Assemblée générale du CNPM : gouvernance, compétitivité et dialogue au cœur des priorités

by Sahel Tribune 13 juillet 2026
written by Sahel Tribune 3 minutes read

Réuni en assemblée générale à Bamako, le Conseil national du patronat du Mali (CNPM) a dressé le bilan de son action en 2025 et fixé ses priorités pour l’année à venir. Face à un environnement économique marqué par les défis sécuritaires et les tensions internationales, les chefs d’entreprise entendent renforcer leur rôle dans le développement du pays, tout en appelant à l’amélioration du climat des affaires.

Le patronat malien veut afficher un front uni. Réunis samedi 11 juillet au siège du Conseil national du patronat du Mali (CNPM), à Bamako, les représentants des principales organisations professionnelles, des conseils patronaux régionaux et des groupements sectoriels ont tenu leur assemblée générale annuelle, un rendez-vous consacré à l’évaluation de l’exercice 2025 et à la définition des orientations stratégiques pour les mois à venir.

Avant l’ouverture des débats, deux films institutionnels ont retracé les principales activités conduites par l’organisation au cours de l’année écoulée ainsi que les travaux de rénovation de son siège, symbole d’une volonté de modernisation de l’institution.

Un secteur privé confronté à un contexte économique exigeant

Dans son allocution d’ouverture, le président du CNPM, Mossadeck Bally, a salué la capacité de résistance des entreprises maliennes face aux difficultés économiques qui continuent de peser sur l’activité.

Selon lui, le secteur privé demeure un acteur essentiel de la croissance, de la création d’emplois et de la diversification de l’économie malienne, dans un contexte où les autorités de la transition cherchent à renforcer la souveraineté économique du pays.

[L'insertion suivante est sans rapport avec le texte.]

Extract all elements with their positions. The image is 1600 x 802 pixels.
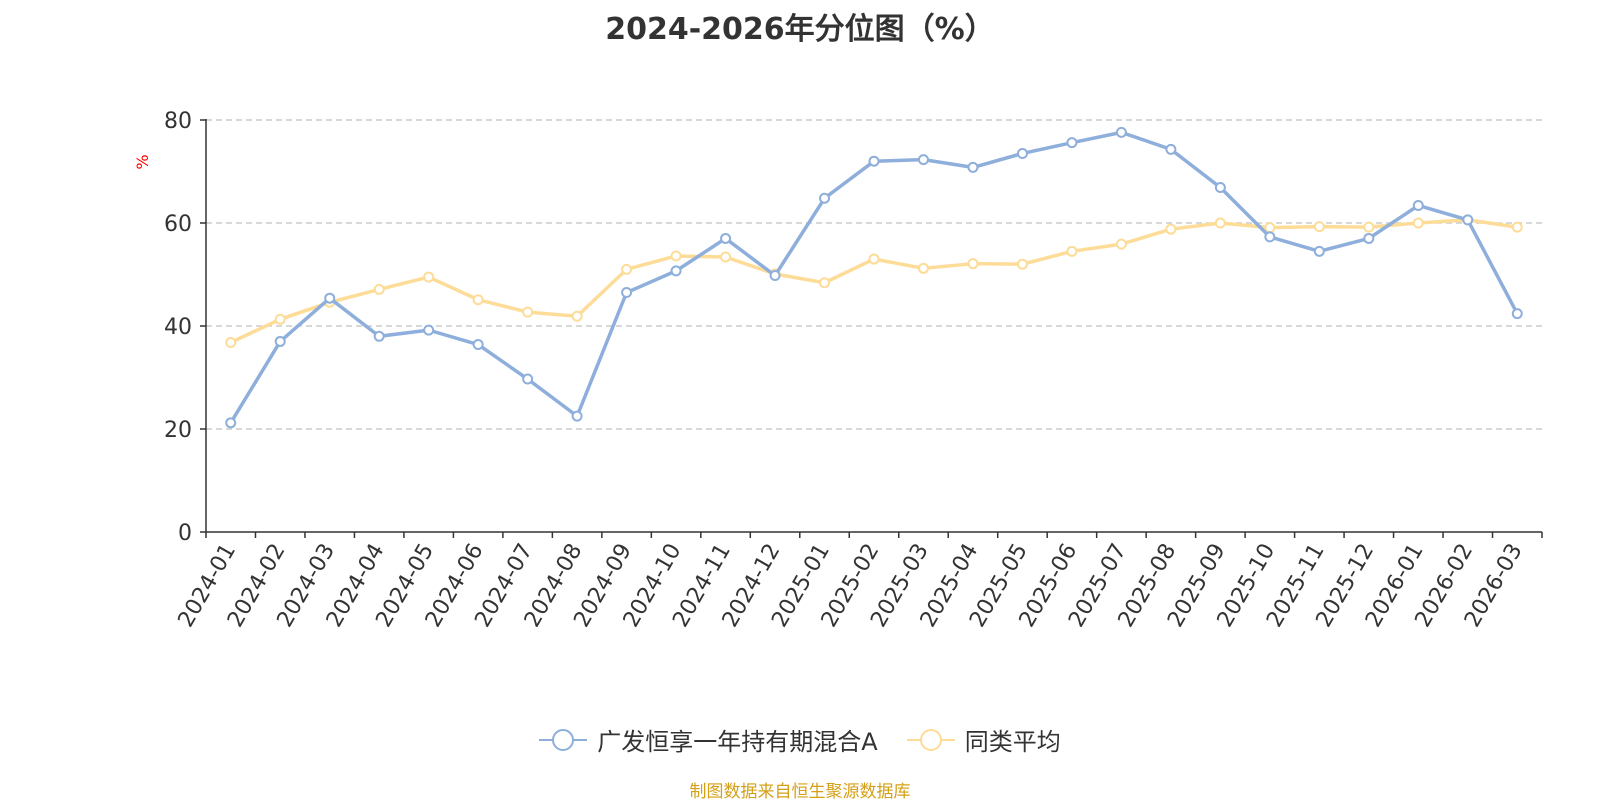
data-point-series-2[interactable] [1066,245,1078,257]
legend-label-series-1: 广发恒享一年持有期混合A [597,728,878,756]
data-point-series-1[interactable] [769,270,781,282]
data-point-series-1[interactable] [472,339,484,351]
data-point-series-2[interactable] [1016,258,1028,270]
data-point-series-2[interactable] [1214,217,1226,229]
axes [200,119,1543,538]
data-point-series-2[interactable] [967,258,979,270]
data-point-series-1[interactable] [1115,126,1127,138]
data-point-series-1[interactable] [670,265,682,277]
legend-item-series-2[interactable]: 同类平均 [906,722,1061,757]
data-point-series-2[interactable] [1412,217,1424,229]
data-point-series-2[interactable] [274,313,286,325]
legend-swatch-series-2 [906,728,955,751]
data-point-series-1[interactable] [1066,137,1078,149]
data-point-series-1[interactable] [324,292,336,304]
data-point-series-1[interactable] [819,192,831,204]
data-point-series-2[interactable] [373,283,385,295]
data-point-series-2[interactable] [472,294,484,306]
data-point-series-2[interactable] [1313,221,1325,233]
y-tick-label: 40 [164,315,192,340]
legend: 广发恒享一年持有期混合A 同类平均 [0,722,1600,757]
y-axis-label: % [133,154,152,169]
data-point-series-2[interactable] [720,251,732,263]
tick-labels: 020406080%2024-012024-022024-032024-0420… [133,109,1528,632]
data-point-series-1[interactable] [1462,214,1474,226]
y-tick-label: 0 [178,521,192,546]
data-point-series-1[interactable] [1363,232,1375,244]
data-point-series-2[interactable] [621,263,633,275]
y-tick-label: 20 [164,418,192,443]
legend-swatch-series-1 [539,728,588,751]
data-point-series-1[interactable] [1511,308,1523,320]
data-point-series-2[interactable] [1165,223,1177,235]
data-point-series-2[interactable] [670,250,682,262]
data-point-series-1[interactable] [522,373,534,385]
data-point-series-1[interactable] [1016,147,1028,159]
data-point-series-2[interactable] [868,253,880,265]
data-point-series-1[interactable] [868,155,880,167]
data-point-series-2[interactable] [1115,238,1127,250]
data-point-series-1[interactable] [720,232,732,244]
data-point-series-1[interactable] [917,154,929,166]
y-tick-label: 60 [164,212,192,237]
data-point-series-2[interactable] [423,271,435,283]
source-note: 制图数据来自恒生聚源数据库 [689,782,911,802]
data-point-series-1[interactable] [1313,245,1325,257]
data-point-series-2[interactable] [1264,222,1276,234]
data-point-series-2[interactable] [225,336,237,348]
chart-title: 2024-2026年分位图（%） [605,12,995,47]
series-lines [225,126,1523,429]
data-point-series-1[interactable] [571,410,583,422]
data-point-series-2[interactable] [819,277,831,289]
series-line-2 [229,218,1518,345]
data-point-series-1[interactable] [1264,231,1276,243]
data-point-series-1[interactable] [1214,181,1226,193]
data-point-series-2[interactable] [571,310,583,322]
y-tick-label: 80 [164,109,192,134]
legend-label-series-2: 同类平均 [964,728,1061,756]
data-point-series-1[interactable] [423,324,435,336]
data-point-series-1[interactable] [274,335,286,347]
data-point-series-1[interactable] [1165,143,1177,155]
data-point-series-1[interactable] [1412,199,1424,211]
data-point-series-1[interactable] [621,287,633,299]
data-point-series-1[interactable] [225,417,237,429]
data-point-series-2[interactable] [522,306,534,318]
data-point-series-2[interactable] [1363,221,1375,233]
data-point-series-2[interactable] [1511,221,1523,233]
data-point-series-1[interactable] [373,330,385,342]
data-point-series-1[interactable] [967,161,979,173]
data-point-series-2[interactable] [917,262,929,274]
legend-item-series-1[interactable]: 广发恒享一年持有期混合A [539,722,878,757]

Le dirigeant du patronat a notamment mis en avant les progrès réalisés au cours de l’année 2025, citant le renforcement du dialogue entre les pouvoirs publics et les entreprises, la poursuite du Plan stratégique de développement 2023-2027, la mise en œuvre de plusieurs projets structurants ainsi que les actions de plaidoyer destinées à améliorer l’environnement des affaires.

« Cette assemblée constitue un moment privilégié pour évaluer nos actions et définir les perspectives de notre organisation », a-t-il déclaré devant les délégués.

Gouvernance et transparence au cœur des débats

Conformément à l’ordre du jour, les participants ont examiné le rapport d’activités, les comptes financiers de l’exercice 2025 ainsi que le rapport du commissaire aux comptes.

Les échanges ont porté sur les résultats obtenus, la gestion de l’organisation et les perspectives financières du CNPM. À l’issue des discussions, les différents rapports ont été approuvés par les délégués.

L’assemblée a également adopté le budget prévisionnel pour 2026, ratifié l’intégration d’un nouveau représentant au sein de l’organisation et validé plusieurs résolutions destinées à renforcer le fonctionnement institutionnel du patronat.

Le dialogue public-privé comme priorité

Au-delà des aspects statutaires, cette assemblée générale intervient à un moment où les entreprises maliennes doivent composer avec un environnement économique complexe, marqué par les défis sécuritaires, les difficultés d’approvisionnement, la hausse des coûts de production et les effets des recompositions géopolitiques régionales.

Le CNPM souhaite ainsi consolider son rôle d’interlocuteur privilégié des pouvoirs publics afin d’accompagner les réformes économiques engagées et favoriser un cadre plus attractif pour l’investissement privé.

En clôturant les travaux, Mossadeck Bally a salué l’implication des membres du bureau, du comité statutaire, du secrétariat général et de l’ensemble des équipes mobilisées pour l’organisation de cette assemblée.

« Les résolutions adoptées traduisent notre volonté commune de renforcer la gouvernance du CNPM et de poursuivre nos actions en faveur d’un secteur privé plus fort, plus compétitif et davantage au service du développement du Mali », a-t-il conclu.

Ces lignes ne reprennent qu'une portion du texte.